White also said he had opposed President Carter's resumption of miliary aid after the four American church women were murdered. He said the State Department claim that the government was making progress investigating the murders was false. "There never was, and there never has been a serious investigation of the deaths," he said.

White told reporters after the hearing that on at least two occasions he had recommended that the government use all of its resources, including the FBI and the IRS, to investigate the activities of Salvadorans in Miami.

They "provide important amounts of money to the security forces and right-wing hit squads," White said. "When you talk about assistance from the Soviet Union, you have to worry about the destabilizing effect of this flow of funds from Miami and Guatemala City."

White added that Salvadoran buisnessmen have been told by Miami exiles that unless the businessmen close their factories and leave El Salvador, their buildings would be torched. "The object of the right wing is to break the economy of El Salvador," White said.

Military aid, White said, would undercut "a fledgling government headed by civilians who are desperately trying to bring a recalcitrant military under control."

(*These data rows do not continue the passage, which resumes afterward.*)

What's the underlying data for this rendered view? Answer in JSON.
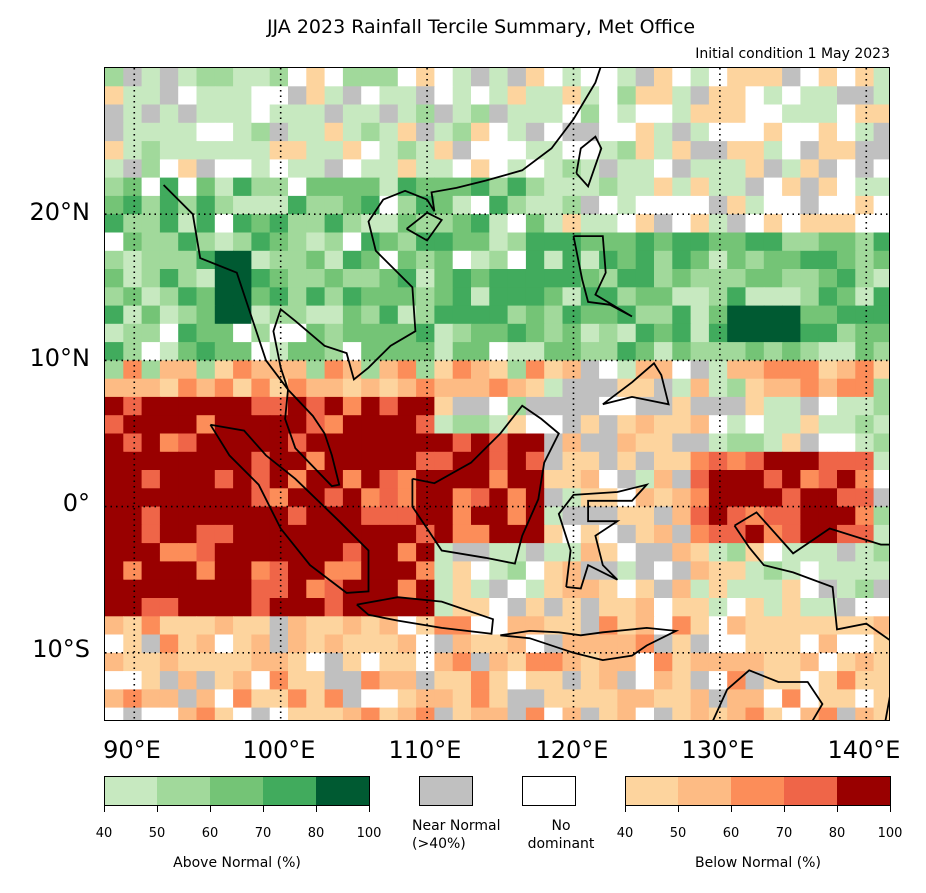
{
  "header": {
    "title": "JJA 2023 Rainfall Tercile Summary, Met Office",
    "subtitle": "Initial condition 1 May 2023"
  },
  "map": {
    "lat_labels": [
      "20°N",
      "10°N",
      "0°",
      "10°S"
    ],
    "lon_labels": [
      "90°E",
      "100°E",
      "110°E",
      "120°E",
      "130°E",
      "140°E"
    ]
  },
  "legend": {
    "above_normal": {
      "caption": "Above Normal (%)",
      "ticks": [
        "40",
        "50",
        "60",
        "70",
        "80",
        "100"
      ],
      "colors": [
        "#c7e9c0",
        "#a1d99b",
        "#74c476",
        "#41ab5d",
        "#005a32"
      ]
    },
    "near_normal": {
      "caption": "Near Normal\n(>40%)",
      "color": "#c0c0c0"
    },
    "no_dominant": {
      "caption": "No\ndominant",
      "color": "#ffffff"
    },
    "below_normal": {
      "caption": "Below Normal (%)",
      "ticks": [
        "40",
        "50",
        "60",
        "70",
        "80",
        "100"
      ],
      "colors": [
        "#fdd49e",
        "#fdbb84",
        "#fc8d59",
        "#ef6548",
        "#990000"
      ]
    }
  }
}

An injection of U.S. arms would increase random killings by government forces, White argued, resulting in a surge of poplar support for leftists. That would provide an excuse for a rigt-wing coup, he predicted.

Democratic congressmen at the hearing drew parallels between El Salvador and Vietnam, where hostilities involving the United States started with introduction of military advisers.

Senate Majority Leader Howard H. Baker Jr. (R-Tenn.), emerging from a meeting with President Reagan, said it would be "entirely appropriate for this country to dispatch noncombat advisers in small numbers -- 50, 100, 150 -- to tell these people how to defend themselves against Cuba."

Baker dismissed the comparison to Vietnam: "I do not favor the commitment of American troops in Central America. I do not believe President Reagan does."